Write-ahead log (WAL) shipping
In Chapter 3 we discussed how storage engines represent data on disk, and we found that usually every write is appended to a log:
- • In the case of a log-structured storage engine (see “SSTables and LSM-Trees” on page 76), this log is the main place for storage. Log segments are compacted and garbage-collected in the background.
- • In the case of a B-tree (see “B-Trees” on page 79), which overwrites individual disk blocks, every modification is first written to a write-ahead log so that the index can be restored to a consistent state after a crash.
In either case, the log is an append-only sequence of bytes containing all writes to the database. We can use the exact same log to build a replica on another node: besides writing the log to disk, the leader also sends it across the network to its followers.
When the follower processes this log, it builds a copy of the exact same data structures as found on the leader.
This method of replication is used in PostgreSQL and Oracle, among others . The main disadvantage is that the log describes the data on a very low level: a WAL contains details of which bytes were changed in which disk blocks. This makes replication closely coupled to the storage engine. If the database changes its storage format from one version to another, it is typically not possible to run different versions of the database software on the leader and the followers.

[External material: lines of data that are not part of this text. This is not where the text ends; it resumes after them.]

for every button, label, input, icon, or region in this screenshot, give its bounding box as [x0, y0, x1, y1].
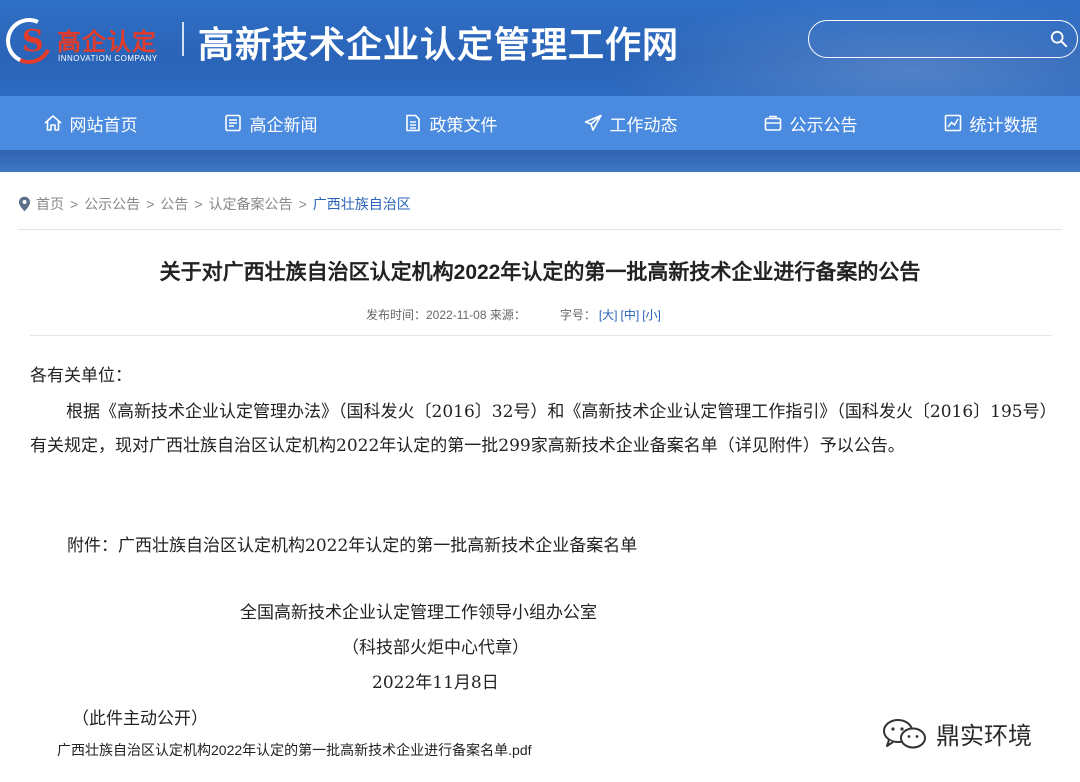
- attachment-note: 附件：广西壮族自治区认定机构2022年认定的第一批高新技术企业备案名单: [67, 536, 638, 556]
- breadcrumb-current[interactable]: 广西壮族自治区: [313, 194, 411, 214]
- breadcrumb-filing[interactable]: 认定备案公告: [209, 194, 293, 214]
- document-icon: [405, 114, 420, 132]
- breadcrumb-home[interactable]: 首页: [36, 194, 64, 214]
- news-icon: [224, 114, 241, 132]
- watermark-text: 鼎实环境: [936, 723, 1032, 750]
- font-size-medium[interactable]: [中]: [621, 306, 640, 323]
- nav-item-label: 公示公告: [789, 115, 858, 135]
- breadcrumb-separator: >: [70, 196, 79, 212]
- nav-item-policy[interactable]: 政策文件: [360, 96, 540, 150]
- article-container: 首页 > 公示公告 > 公告 > 认定备案公告 > 广西壮族自治区 关于对广西壮…: [0, 172, 1080, 782]
- meta-divider: [30, 335, 1052, 336]
- article-paragraph: 根据《高新技术企业认定管理办法》（国科发火〔2016〕32号）和《高新技术企业认…: [30, 402, 1057, 456]
- main-nav: 网站首页 高企新闻 政策文件 工作动态 公示公告 统计数据: [0, 96, 1080, 150]
- nav-item-label: 高企新闻: [249, 115, 318, 135]
- publish-info: 发布时间：2022-11-08 来源：: [366, 308, 526, 322]
- nav-item-stats[interactable]: 统计数据: [900, 96, 1080, 150]
- wechat-icon: [883, 718, 926, 748]
- logo-title: 高企认定: [57, 29, 157, 56]
- public-note: （此件主动公开）: [72, 709, 208, 729]
- nav-item-work[interactable]: 工作动态: [540, 96, 720, 150]
- header-divider: [182, 22, 184, 56]
- breadcrumb-divider: [18, 229, 1062, 230]
- search-icon[interactable]: [1050, 30, 1068, 48]
- logo-mark: S: [22, 24, 44, 59]
- site-header: S 高企认定 INNOVATION COMPANY 高新技术企业认定管理工作网: [0, 0, 1080, 96]
- breadcrumb-announcement[interactable]: 公告: [160, 194, 188, 214]
- signature-agent: （科技部火炬中心代章）: [342, 638, 529, 658]
- font-size-small[interactable]: [小]: [642, 306, 661, 323]
- logo-subtitle: INNOVATION COMPANY: [58, 54, 158, 63]
- site-logo[interactable]: S 高企认定 INNOVATION COMPANY: [0, 10, 172, 71]
- home-icon: [43, 115, 62, 131]
- signature-date: 2022年11月8日: [372, 673, 499, 693]
- briefcase-icon: [764, 115, 781, 131]
- article-title: 关于对广西壮族自治区认定机构2022年认定的第一批高新技术企业进行备案的公告: [159, 261, 921, 284]
- watermark: 鼎实环境: [880, 716, 1032, 751]
- search-input[interactable]: [808, 20, 1078, 58]
- site-title: 高新技术企业认定管理工作网: [198, 24, 680, 65]
- nav-item-label: 统计数据: [969, 115, 1038, 135]
- breadcrumb: 首页 > 公示公告 > 公告 > 认定备案公告 > 广西壮族自治区: [18, 194, 417, 214]
- nav-item-label: 工作动态: [609, 115, 678, 135]
- decorative-band: [0, 150, 1080, 172]
- breadcrumb-notices[interactable]: 公示公告: [84, 194, 140, 214]
- chart-icon: [944, 114, 961, 132]
- nav-item-home[interactable]: 网站首页: [0, 96, 180, 150]
- nav-item-label: 网站首页: [69, 115, 138, 135]
- signature-org: 全国高新技术企业认定管理工作领导小组办公室: [240, 603, 597, 623]
- font-size-label: 字号：: [559, 308, 596, 322]
- nav-item-label: 政策文件: [429, 115, 498, 135]
- breadcrumb-separator: >: [146, 196, 155, 212]
- paper-plane-icon: [584, 114, 602, 131]
- article-meta: 发布时间：2022-11-08 来源： 字号： [大] [中] [小]: [366, 306, 661, 323]
- attachment-link[interactable]: 广西壮族自治区认定机构2022年认定的第一批高新技术企业进行备案名单.pdf: [57, 740, 532, 760]
- font-size-large[interactable]: [大]: [599, 306, 618, 323]
- nav-item-news[interactable]: 高企新闻: [180, 96, 360, 150]
- location-pin-icon: [19, 196, 30, 212]
- nav-item-notice[interactable]: 公示公告: [720, 96, 900, 150]
- breadcrumb-separator: >: [194, 196, 203, 212]
- breadcrumb-separator: >: [298, 196, 307, 212]
- salutation: 各有关单位：: [30, 366, 132, 386]
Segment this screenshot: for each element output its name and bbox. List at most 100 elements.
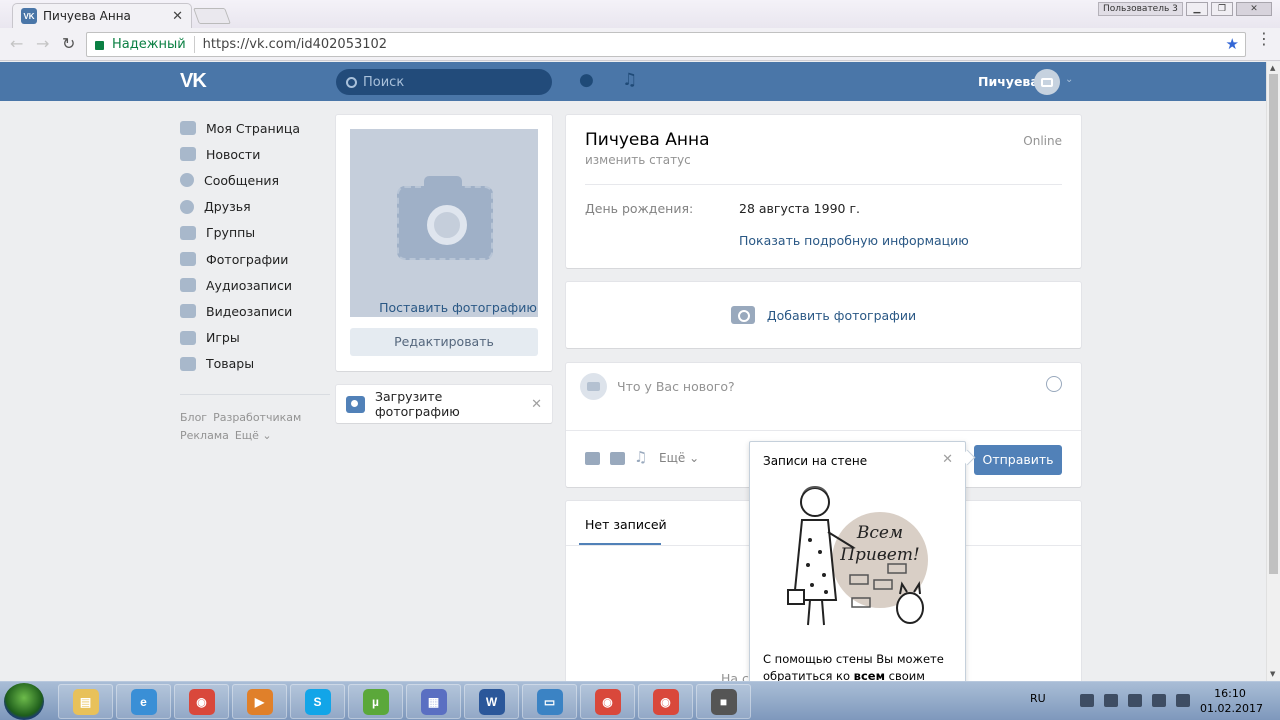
forward-icon[interactable]: → — [36, 34, 49, 53]
chevron-down-icon[interactable]: ⌄ — [1065, 74, 1073, 85]
sidebar-item-market[interactable]: Товары — [180, 351, 330, 377]
taskbar-app-media-player[interactable]: ▶ — [232, 684, 287, 719]
tray-network-icon[interactable] — [1080, 694, 1094, 707]
post-input[interactable]: Что у Вас нового? — [617, 379, 735, 394]
tab-title: Пичуева Анна — [43, 9, 131, 23]
blog-link[interactable]: Блог — [180, 411, 207, 424]
page-content: Моя Страница Новости Сообщения Друзья Гр… — [0, 101, 1266, 701]
notifications-bell-icon[interactable]: ● — [579, 70, 594, 90]
archiver-icon: ▦ — [420, 688, 447, 715]
birthday-value[interactable]: 28 августа 1990 г. — [739, 201, 860, 216]
header-avatar[interactable] — [1034, 69, 1060, 95]
back-icon[interactable]: ← — [10, 34, 23, 53]
taskbar-app-display[interactable]: ▭ — [522, 684, 577, 719]
close-window-button[interactable]: ✕ — [1236, 2, 1272, 16]
taskbar-app-chrome[interactable]: ◉ — [174, 684, 229, 719]
taskbar-app-utorrent[interactable]: µ — [348, 684, 403, 719]
tooltip-text: С помощью стены Вы можете обратиться ко … — [763, 651, 958, 685]
attach-music-icon[interactable]: ♫ — [634, 448, 649, 466]
more-link[interactable]: Ещё ⌄ — [235, 429, 272, 442]
reload-icon[interactable]: ↻ — [62, 34, 75, 53]
news-icon — [180, 147, 196, 162]
music-icon[interactable]: ♫ — [622, 70, 637, 90]
taskbar-app-skype[interactable]: S — [290, 684, 345, 719]
new-tab-button[interactable] — [193, 8, 231, 24]
attach-video-icon[interactable] — [610, 452, 625, 465]
omnibox-separator — [193, 36, 195, 53]
upload-photo-card[interactable]: Загрузите фотографию ✕ — [336, 385, 552, 423]
browser-titlebar: VK Пичуева Анна ✕ Пользователь 3 ▁ ❐ ✕ — [0, 0, 1280, 28]
smiley-icon[interactable] — [1046, 376, 1062, 392]
ads-link[interactable]: Реклама — [180, 429, 229, 442]
avatar — [580, 373, 607, 400]
language-indicator[interactable]: RU — [1030, 692, 1046, 705]
taskbar-app-ie[interactable]: e — [116, 684, 171, 719]
url-text[interactable]: https://vk.com/id402053102 — [203, 37, 387, 52]
maximize-button[interactable]: ❐ — [1211, 2, 1233, 16]
taskbar-app-camera[interactable]: ■ — [696, 684, 751, 719]
attach-more-button[interactable]: Ещё ⌄ — [659, 451, 699, 465]
scrollbar-thumb[interactable] — [1269, 74, 1278, 574]
send-button[interactable]: Отправить — [974, 445, 1062, 475]
taskbar-app-chrome-3[interactable]: ◉ — [638, 684, 693, 719]
tray-monitor-icon[interactable] — [1152, 694, 1166, 707]
set-photo-link[interactable]: Поставить фотографию — [364, 300, 552, 315]
developers-link[interactable]: Разработчикам — [213, 411, 301, 424]
start-button[interactable] — [4, 683, 44, 720]
sidebar-item-label: Друзья — [204, 199, 251, 215]
sidebar-item-my-page[interactable]: Моя Страница — [180, 115, 330, 141]
photo-placeholder[interactable]: Поставить фотографию — [350, 129, 538, 317]
show-details-link[interactable]: Показать подробную информацию — [739, 233, 969, 248]
bookmark-star-icon[interactable]: ★ — [1226, 35, 1239, 53]
header-user-name[interactable]: Пичуева — [978, 74, 1039, 89]
tray-update-icon[interactable] — [1104, 694, 1118, 707]
sidebar-item-messages[interactable]: Сообщения — [180, 167, 330, 193]
address-bar[interactable]: Надежный https://vk.com/id402053102 ★ — [86, 32, 1246, 57]
tray-volume-icon[interactable] — [1176, 694, 1190, 707]
sidebar-item-label: Видеозаписи — [206, 303, 293, 319]
taskbar-app-word[interactable]: W — [464, 684, 519, 719]
tab-close-icon[interactable]: ✕ — [172, 9, 183, 24]
scroll-down-icon[interactable]: ▼ — [1270, 670, 1275, 678]
sidebar-item-news[interactable]: Новости — [180, 141, 330, 167]
browser-tab[interactable]: VK Пичуева Анна ✕ — [12, 3, 192, 28]
upload-photo-label[interactable]: Загрузите фотографию — [375, 389, 521, 419]
chrome-3-icon: ◉ — [652, 688, 679, 715]
attach-photo-icon[interactable] — [585, 452, 600, 465]
taskbar-app-chrome-2[interactable]: ◉ — [580, 684, 635, 719]
sidebar-item-games[interactable]: Игры — [180, 325, 330, 351]
change-status-link[interactable]: изменить статус — [585, 153, 691, 167]
user-profile-badge[interactable]: Пользователь 3 — [1098, 2, 1183, 16]
minimize-button[interactable]: ▁ — [1186, 2, 1208, 16]
sidebar-item-photos[interactable]: Фотографии — [180, 246, 330, 272]
page-scrollbar[interactable]: ▲ ▼ — [1266, 62, 1280, 682]
sidebar-item-groups[interactable]: Группы — [180, 220, 330, 246]
system-clock[interactable]: 16:10 01.02.2017 — [1200, 686, 1263, 716]
browser-menu-icon[interactable]: ⋮ — [1256, 31, 1272, 47]
music-note-icon — [180, 278, 196, 293]
edit-profile-button[interactable]: Редактировать — [350, 328, 538, 356]
tab-no-posts[interactable]: Нет записей — [585, 517, 667, 532]
close-icon[interactable]: ✕ — [531, 397, 542, 412]
taskbar-app-archiver[interactable]: ▦ — [406, 684, 461, 719]
skype-icon: S — [304, 688, 331, 715]
search-input[interactable]: Поиск — [336, 69, 552, 95]
close-icon[interactable]: ✕ — [942, 452, 953, 467]
sidebar-item-audio[interactable]: Аудиозаписи — [180, 272, 330, 298]
tray-flag-icon[interactable] — [1128, 694, 1142, 707]
profile-divider — [585, 184, 1062, 185]
chrome-2-icon: ◉ — [594, 688, 621, 715]
camera-icon: ■ — [710, 688, 737, 715]
sidebar-item-friends[interactable]: Друзья — [180, 194, 330, 220]
friends-icon — [180, 199, 194, 214]
photos-icon — [180, 252, 196, 267]
utorrent-icon: µ — [362, 688, 389, 715]
scroll-up-icon[interactable]: ▲ — [1270, 64, 1275, 72]
sidebar-item-video[interactable]: Видеозаписи — [180, 298, 330, 324]
gamepad-icon — [180, 330, 196, 345]
vk-logo[interactable]: VK — [180, 70, 207, 93]
add-photos-card[interactable]: Добавить фотографии — [566, 282, 1081, 348]
display-icon: ▭ — [536, 688, 563, 715]
video-icon — [180, 304, 196, 319]
taskbar-app-explorer[interactable]: ▤ — [58, 684, 113, 719]
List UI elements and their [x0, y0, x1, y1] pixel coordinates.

That may seem like a minor implementation detail, but it can have a big operational impact. If the replication protocol allows the follower to use a newer software version than the leader, you can perform a zero-downtime upgrade of the database software by first upgrading the followers and then performing a failover to make one of the upgraded nodes the new leader. If the replication protocol does not allow this version mismatch, as is often the case with WAL shipping, such upgrades require downtime.